The truck was immediately pulled off the road.
Luckily enough for the welder, who declined to give his name, Vehicle Safety Investigator Rob Carswell, a fully-qualified mechanic, commonly carries a compressor and a full complement of air tools in his unit. Within minutes, Carswell and the hapless welder had fixed the problem and the truck was allowed back on the road.
Inspection did not go as smoothly for another pair travelling in a heavy-duty pickup truck, pulling a work trailer. It’s not just that the truck was not properly licensed for commercial hauling, said transport officer Al Bailer.
The trailer load included loose boards and long pieces of metal that could have easily flown off sideways and killed someone. The loose pieces were mounted sideways across the trailer floor, about level with a passenger car window.
Bailer pulled one of the pieces of board out of its slot as he explained the problem.
“If I can take it off the trailer like that, it’s not properly secured,” he said. The driver got a ticket, a warning and a great deal of advice.
Twenty-two peace officers from eight agencies worked together at three different sites for Wednesday’s compliance check, said Sgt. Dan de Melo from the Red Deer office of Alberta Commercial Vehicle Enforcement.

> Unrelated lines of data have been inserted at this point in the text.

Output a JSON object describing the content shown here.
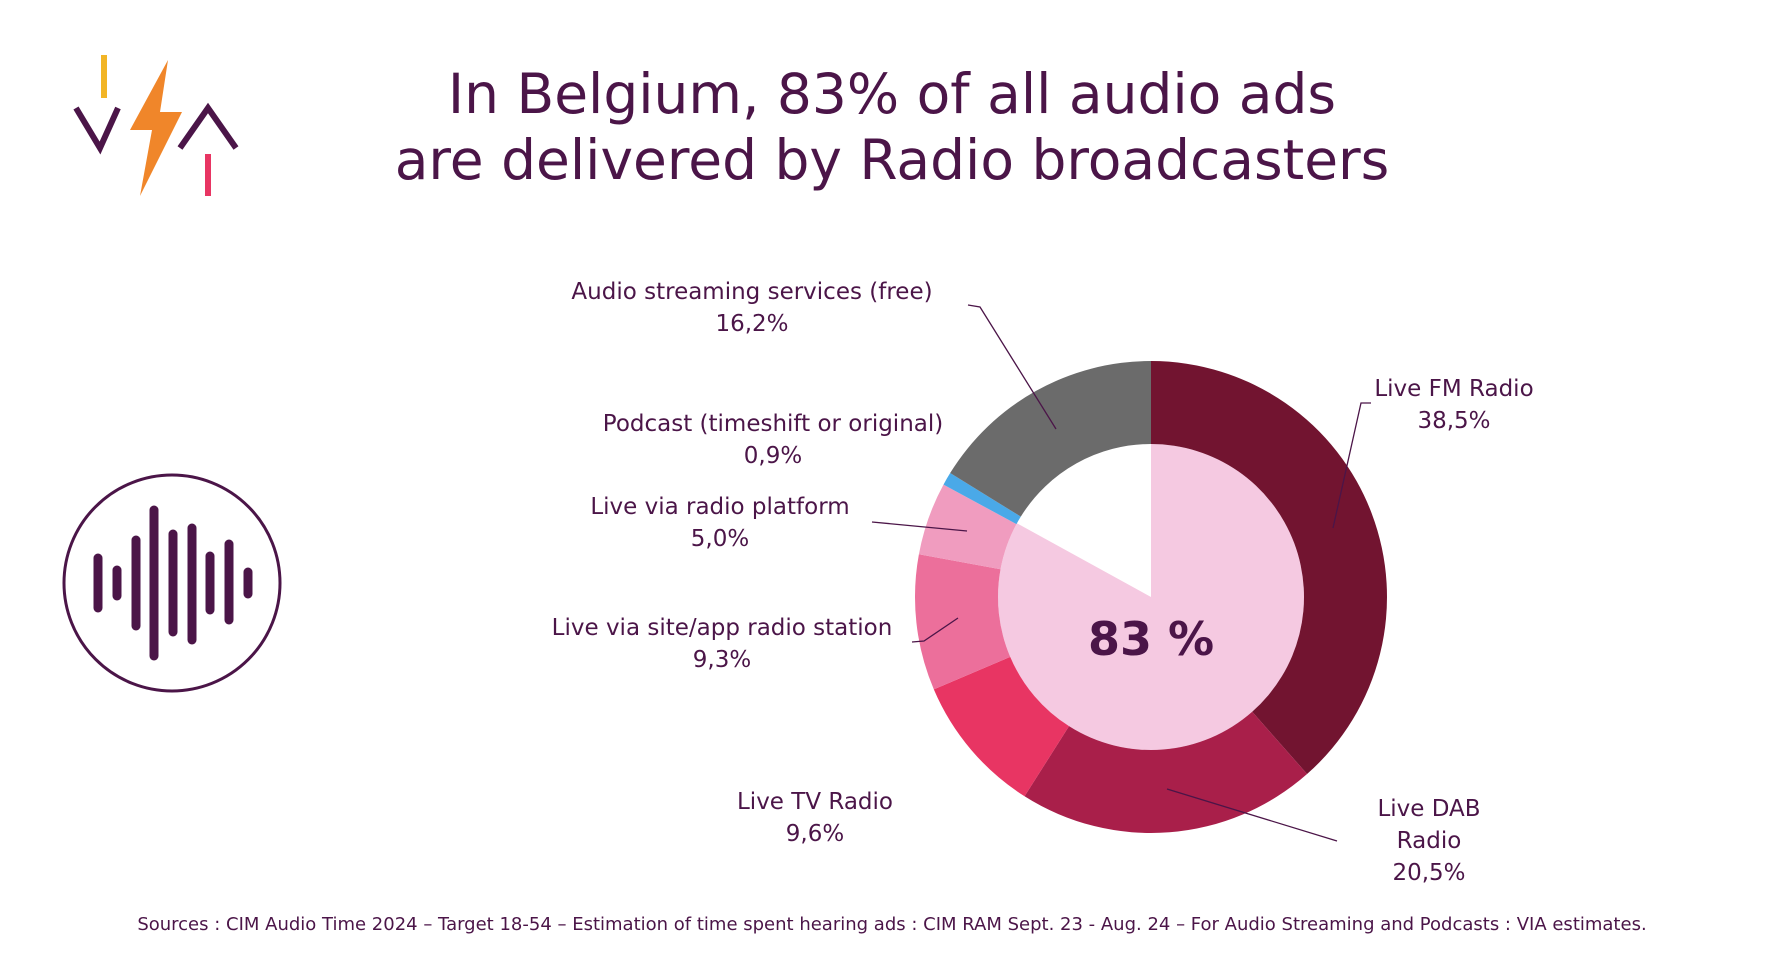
{
  "title_lines": [
    "In Belgium, 83% of all audio ads",
    "are delivered by Radio broadcasters"
  ],
  "chart_data": {
    "type": "donut",
    "categories": [
      "Live FM Radio",
      "Live DAB Radio",
      "Live TV Radio",
      "Live via site/app radio station",
      "Live via radio platform",
      "Podcast (timeshift or original)",
      "Audio streaming services (free)"
    ],
    "values": [
      38.5,
      20.5,
      9.6,
      9.3,
      5.0,
      0.9,
      16.2
    ],
    "value_labels": [
      "38,5%",
      "20,5%",
      "9,6%",
      "9,3%",
      "5,0%",
      "0,9%",
      "16,2%"
    ],
    "colors": [
      "#721430",
      "#a91f4a",
      "#e83563",
      "#ec6f9b",
      "#f09cbf",
      "#4aa9e8",
      "#6b6b6b"
    ],
    "inner_value": 83,
    "inner_label": "83 %",
    "inner_color": "#f5c9e1"
  },
  "source": "Sources : CIM Audio Time 2024 – Target 18-54 – Estimation of time spent hearing ads : CIM RAM Sept. 23 - Aug. 24 – For Audio Streaming and Podcasts : VIA estimates."
}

De Melo’s team co-ordinated the checks with eight other agencies, including Alberta Vehicle Safety, Edmonton Police, RCMP, Red Deer City Traffic, Lacombe County Police, Red Deer County Patrol, Alberta Carrier Services and Alberta Gaming and Liquor. They set up shop on 77th Street near the SPCA, next to the city landfill and on 67th street, north of Michener Centre.

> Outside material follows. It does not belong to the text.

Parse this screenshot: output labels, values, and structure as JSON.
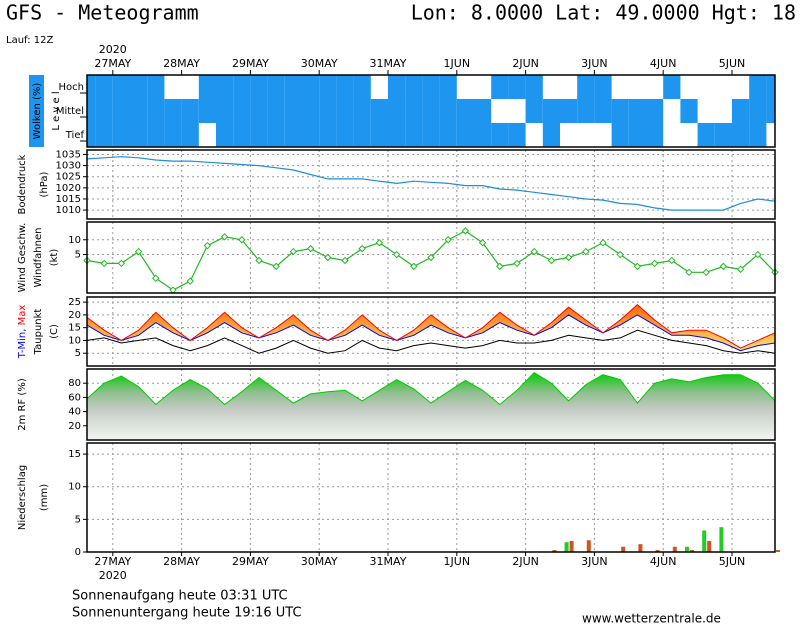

Their job is not to get in industry’s way, but to improve safety on streets and highways, said de Melo.
Combining expertise from the different agencies allows a bumper-to-bumper inspection, with peace officers hunting for mechanical defects, licensing infractions, intoxicated drivers and contraband.
It was the first time out for gaming and liquor investigator Brad Smith, a former Red Deer City bylaws officer.
Smith’s sole job during the blitz was to check for units hauling illegal tobacco products. he had peered into all kinds of trailers and truck boxes, but found nothing by 11:30 a.m., about two hours into the program.
By the end of the day, peace officers working the three sites had performed safety inspection on 51 units and pulled 12 out of service for repairs, said de Melo.
An international check conducted across Canada, Mexico and the United States early last June reported that 82 per cent of the commercial vehicles passed inspections. More than 7,000 commercial units were pulled over during the three days of the check, of which 6,000 were passed.
That’s an 18 per cent improvement over 2007, says the Canadian Council of Motor Transport Administrators.
Results of a similar check held earlier this month will be released in late June or early July.